Filmi izlemeye başladıkdan sonra aslında bana göre olmadığını anlamam uzun sürmedi. Film başladı adamın biri birşeyler yapıyor, tek başına düşüp ayağını kırıyor falan ne bileyim. Değişik bir filmdi. Aslında oscar ödülü muhabbetleri geçmeseydi bulaşacağım bir film değildi 🙂
 
Aylar sonra izleyebildim aklımdaki filmi ve sadece "Vay be!" diyebiliyorum. Dinden tut emperyalizme, hırstan tut bir insanın değişimine kadar türlü ince konuda süper ve kafaya vurmadan mesajlar veren, senaryosuyla, sinematografisiyle, (Yalnız NCFOM'in sinematografisi bence daha iyiydi There Will Be Blood'dan..) yönetmenliğiyle ve Daniel Day Lewis'in İNANILMAZ oyunculuğuyla unutulmazlarım arasına girdi desem abartmış olmam. There Will Be Blood'dan önce illa ki NCFOM diyordum ama There Will Be Blood alsa çok da üzülmezmişim açıkçası. İkisi de hak etmiş yani. Hatta kanımca bu filmlerin yanına Juno ve Atonement'ı yarıştırmak, hakaret gibi bir şey.

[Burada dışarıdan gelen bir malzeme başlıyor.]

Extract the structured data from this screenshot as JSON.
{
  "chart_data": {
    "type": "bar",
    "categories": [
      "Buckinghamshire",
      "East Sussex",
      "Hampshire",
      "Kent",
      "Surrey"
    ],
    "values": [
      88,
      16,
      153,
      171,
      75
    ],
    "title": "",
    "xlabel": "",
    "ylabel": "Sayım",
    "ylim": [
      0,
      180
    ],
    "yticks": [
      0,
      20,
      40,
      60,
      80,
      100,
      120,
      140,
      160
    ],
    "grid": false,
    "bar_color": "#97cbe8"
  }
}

Ayrıca son olarak filmin sıkmasıyla ilgili bir iki kelam etmek isterim. Sağdan soldan çok duydum sıkıcı olduğunu ama ben çok kaptırdım açıkçası. Petrol kuyularındaki kazalar, müziğin yerinde kullanımı ve olayların gelişimi beni hiç sıkmadı. Bu yönden de artı puanı almıştır.